Re: [PATCH] pipe_read: don't wake up the writer if the pipe is still full
From: Oleg Nesterov
Date: Tue Feb 04 2025 - 09:03:56 EST
On 02/03, K Prateek Nayak wrote:
>
> With the below patch on mainline, I see more improvements for a
> modified version of sched-messaging (sched-messaging is same as
> hackbench as you noted on the parallel thread) that uses
> pipe2(O_NOATIME)
Thanks,
> The original regression is still noticeable despite the improvements
> but if folks believe this is a corner case with the original changes
> exhibited by sched-messaging, I'll just continue further testing with
> the new baseline.
I still don't know if we should worry or not... But if we want to try
to improve the wake_writer logic, then I think it makes sense to cleanup
this code first.
IMO the (untested) patch below makes sense regardless, I am going to send
it after I grep fs/splice.c a bit more.
a194dfe6e6f6f ("pipe: Rearrange sequence in pipe_write() to preallocate slot")

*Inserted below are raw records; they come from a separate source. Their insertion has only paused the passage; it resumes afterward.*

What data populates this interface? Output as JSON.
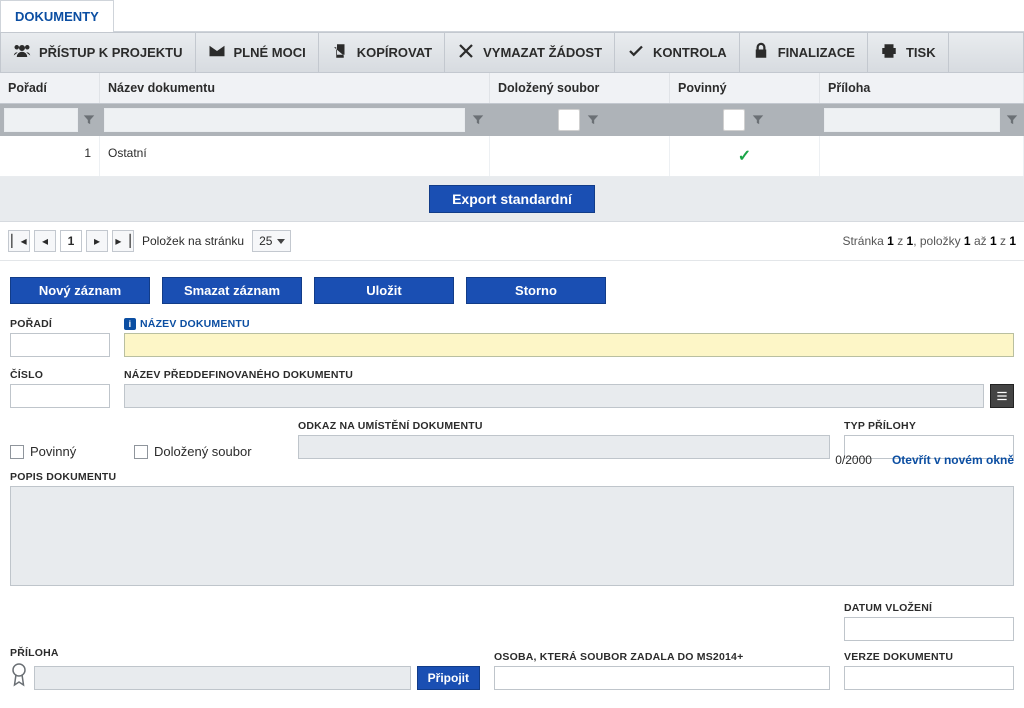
{
  "tabs": {
    "documents": "DOKUMENTY"
  },
  "toolbar": {
    "access": "PŘÍSTUP K PROJEKTU",
    "poa": "PLNÉ MOCI",
    "copy": "KOPÍROVAT",
    "delete": "VYMAZAT ŽÁDOST",
    "check": "KONTROLA",
    "finalize": "FINALIZACE",
    "print": "TISK"
  },
  "grid": {
    "headers": {
      "poradi": "Pořadí",
      "nazev": "Název dokumentu",
      "dolozeny": "Doložený soubor",
      "povinny": "Povinný",
      "priloha": "Příloha"
    },
    "rows": [
      {
        "poradi": "1",
        "nazev": "Ostatní",
        "dolozeny": "",
        "povinny_checked": true,
        "priloha": ""
      }
    ],
    "export_btn": "Export standardní"
  },
  "pager": {
    "page": "1",
    "per_page_label": "Položek na stránku",
    "per_page_value": "25",
    "summary_prefix": "Stránka ",
    "summary_page": "1",
    "summary_of": " z ",
    "summary_pages": "1",
    "summary_items_prefix": ", položky ",
    "summary_from": "1",
    "summary_to_word": " až ",
    "summary_to": "1",
    "summary_total_of": " z ",
    "summary_total": "1"
  },
  "actions": {
    "new": "Nový záznam",
    "del": "Smazat záznam",
    "save": "Uložit",
    "cancel": "Storno"
  },
  "form": {
    "poradi_label": "POŘADÍ",
    "cislo_label": "ČÍSLO",
    "nazev_label": "NÁZEV DOKUMENTU",
    "predef_label": "NÁZEV PŘEDDEFINOVANÉHO DOKUMENTU",
    "povinny_label": "Povinný",
    "dolozeny_label": "Doložený soubor",
    "odkaz_label": "ODKAZ NA UMÍSTĚNÍ DOKUMENTU",
    "typ_label": "TYP PŘÍLOHY",
    "popis_label": "POPIS DOKUMENTU",
    "popis_counter": "0/2000",
    "popis_link": "Otevřít v novém okně",
    "priloha_label": "PŘÍLOHA",
    "attach_btn": "Připojit",
    "osoba_label": "OSOBA, KTERÁ SOUBOR ZADALA DO MS2014+",
    "datum_label": "DATUM VLOŽENÍ",
    "verze_label": "VERZE DOKUMENTU"
  }
}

changed pipe_write() to increment pipe->head in advance. IIUC to avoid the
race with the post_one_notification()-like code which can add another buffer
under pipe->rd_wait.lock without pipe->mutex.
This is no longer necessary after c73be61cede ("pipe: Add general notification
queue support"), pipe_write() checks pipe_has_watch_queue() and returns -EXDEV
at the start. And can't help in any case, pipe_write() no longer takes this
spinlock.
Change pipe_write() to call copy_page_from_iter() first and do nothing if it
fails. This way pipe_write() can't add a zero-sized bufer and we can simplify
pipe_read() which currently has to handle this very unlikely case.
Oleg.
diff --git a/fs/pipe.c b/fs/pipe.c
index baaa8c0817f1..0816070a5e7a 100644
--- a/fs/pipe.c
+++ b/fs/pipe.c
@@ -312,6 +312,7 @@ pipe_read(struct kiocb *iocb, struct iov_iter *to)
size_t written;
int error;
+ WARN_ON_ONCE(chars == 0);
if (chars > total_len) {
if (buf->flags & PIPE_BUF_FLAG_WHOLE) {
if (ret == 0)
@@ -365,29 +366,9 @@ pipe_read(struct kiocb *iocb, struct iov_iter *to)
break;
}
mutex_unlock(&pipe->mutex);
-
/*
* We only get here if we didn't actually read anything.
*
- * However, we could have seen (and removed) a zero-sized
- * pipe buffer, and might have made space in the buffers
- * that way.
- *
- * You can't make zero-sized pipe buffers by doing an empty
- * write (not even in packet mode), but they can happen if
- * the writer gets an EFAULT when trying to fill a buffer
- * that already got allocated and inserted in the buffer
- * array.
- *
- * So we still need to wake up any pending writers in the
- * _very_ unlikely case that the pipe was full, but we got
- * no data.
- */
- if (unlikely(wake_writer))
- wake_up_interruptible_sync_poll(&pipe->wr_wait, EPOLLOUT | EPOLLWRNORM);
- kill_fasync(&pipe->fasync_writers, SIGIO, POLL_OUT);
-
- /*
* But because we didn't read anything, at this point we can
* just return directly with -ERESTARTSYS if we're interrupted,
* since we've done any required wakeups and there's no need
@@ -396,7 +377,6 @@ pipe_read(struct kiocb *iocb, struct iov_iter *to)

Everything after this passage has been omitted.